AI-enabled analytics can be a major differentiator, allowing operators to quickly test a range of scenarios in a given situation, predict the full implications of each and make more informed decisions.

Lucas Systems Simplifies the Robotics Solution

Lucas Systems, which provides DCs with warehouse optimization software, solutions and services, was an early mover in voice-directed applications for the warehouse environment, later expanding into process and workflow automation, robotics and AI-driven analytics, and optimization. The company’s core technology offerings include:

  • The Jennifer AI and machine-learning engine and related optimization modules, which manage and orchestrate workflow and integrate with mobile communications, analytics and robots; 
  • Speech recognition and voice-directed warehousing software to free workers from screens and scanners and to reduce travel and picking time with fewer errors, and
  • A cloud-based, easy to implement, voice-picking solution for smaller DCs, with optional, AI-enabled travel optimization and performance management.

Lucas also provides operational analysis and system implementation support to tailor its solutions to the client’s needs, as well as 24/7 after-sale operational support.
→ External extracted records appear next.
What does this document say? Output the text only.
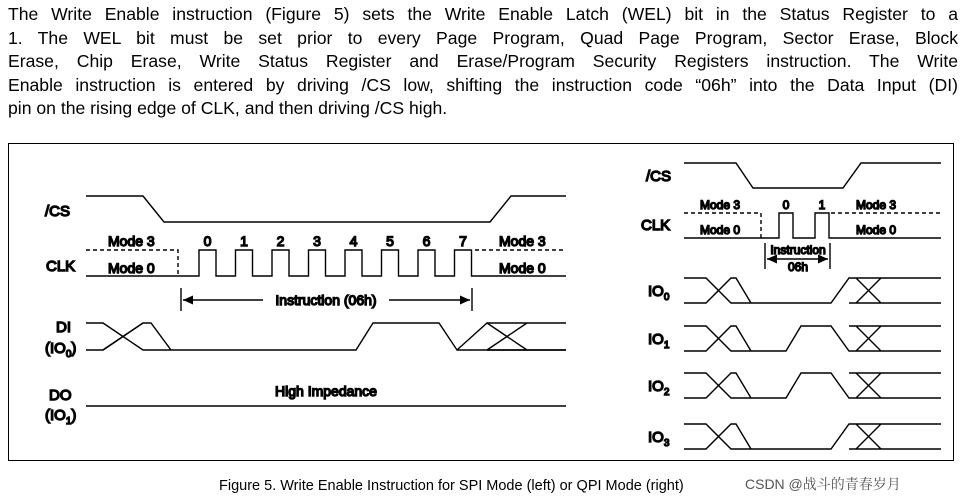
The Write Enable instruction (Figure 5) sets the Write Enable Latch (WEL) bit in the Status Register to a
1. The WEL bit must be set prior to every Page Program, Quad Page Program, Sector Erase, Block
Erase, Chip Erase, Write Status Register and Erase/Program Security Registers instruction. The Write
Enable instruction is entered by driving /CS low, shifting the instruction code “06h” into the Data Input (DI)
pin on the rising edge of CLK, and then driving /CS high.
/CS
CLK
DI
$(IO_0)$
DO
$(IO_1)$
Mode 3
Mode 0
Mode 3
Mode 0
0 1 2 3 4 5 6 7
Instruction (06h)
High Impedance
/CS
CLK
Mode 3
Mode 0
Mode 3
Mode 0
0 1
Instruction
06h
$IO_0$
$IO_1$
$IO_2$
$IO_3$
Figure 5. Write Enable Instruction for SPI Mode (left) or QPI Mode (right)	CSDN @战斗的青春岁月
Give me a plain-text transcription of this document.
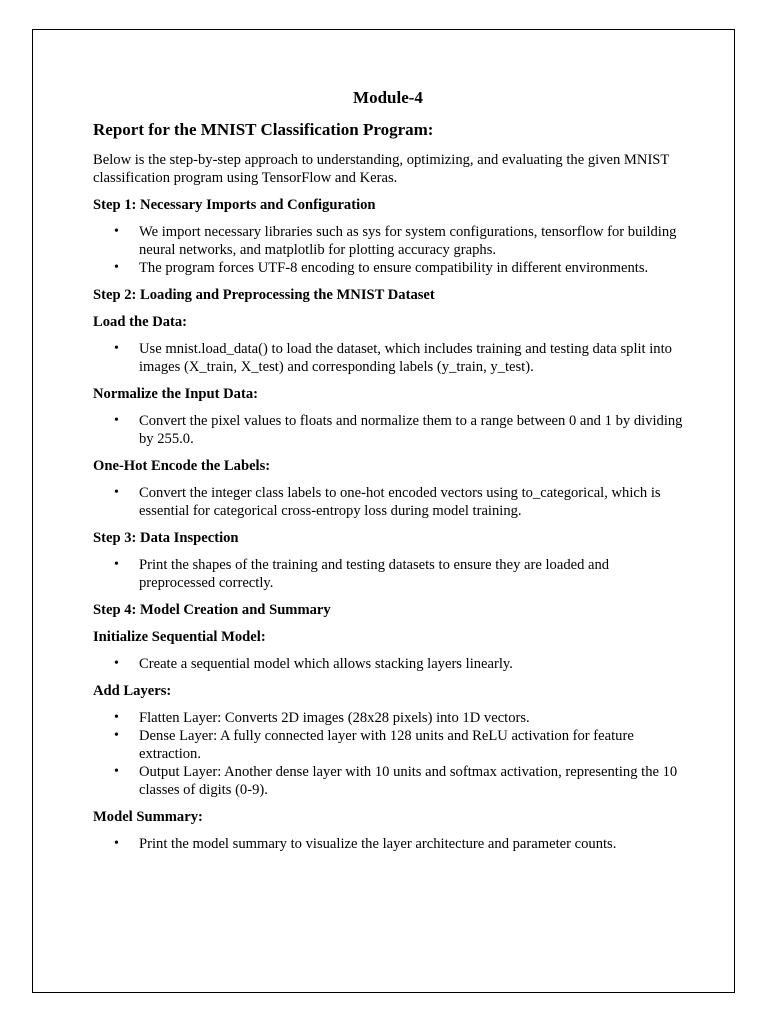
Module-4
Report for the MNIST Classification Program:

Below is the step-by-step approach to understanding, optimizing, and evaluating the given MNIST classification program using TensorFlow and Keras.

Step 1: Necessary Imports and Configuration
• We import necessary libraries such as sys for system configurations, tensorflow for building neural networks, and matplotlib for plotting accuracy graphs.
• The program forces UTF-8 encoding to ensure compatibility in different environments.
Step 2: Loading and Preprocessing the MNIST Dataset
Load the Data:
• Use mnist.load_data() to load the dataset, which includes training and testing data split into images (X_train, X_test) and corresponding labels (y_train, y_test).
Normalize the Input Data:
• Convert the pixel values to floats and normalize them to a range between 0 and 1 by dividing by 255.0.
One-Hot Encode the Labels:
• Convert the integer class labels to one-hot encoded vectors using to_categorical, which is essential for categorical cross-entropy loss during model training.
Step 3: Data Inspection
• Print the shapes of the training and testing datasets to ensure they are loaded and preprocessed correctly.
Step 4: Model Creation and Summary
Initialize Sequential Model:
• Create a sequential model which allows stacking layers linearly.
Add Layers:
• Flatten Layer: Converts 2D images (28x28 pixels) into 1D vectors.
• Dense Layer: A fully connected layer with 128 units and ReLU activation for feature extraction.
• Output Layer: Another dense layer with 10 units and softmax activation, representing the 10 classes of digits (0-9).
Model Summary:
• Print the model summary to visualize the layer architecture and parameter counts.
It draws from multiple AMR manufacturers, offering a range of options to meet DC configuration and workflow demands, with robots available through an ownership or subscription basis. 

Lucas services a variety of vertical markets, including industrial supply, maintenance and repair operations, HVAC, electrical and other parts manufacturing, and distribution. Others include food and grocery, beverage, healthcare and e-commerce. Among its customers are Pet Supermarket, Apex Tool Group, Eby-Brown, The Container Store, outdoor power equipment parts supplier Rotary Corporation, and medical supplies distributor Owens & Minor.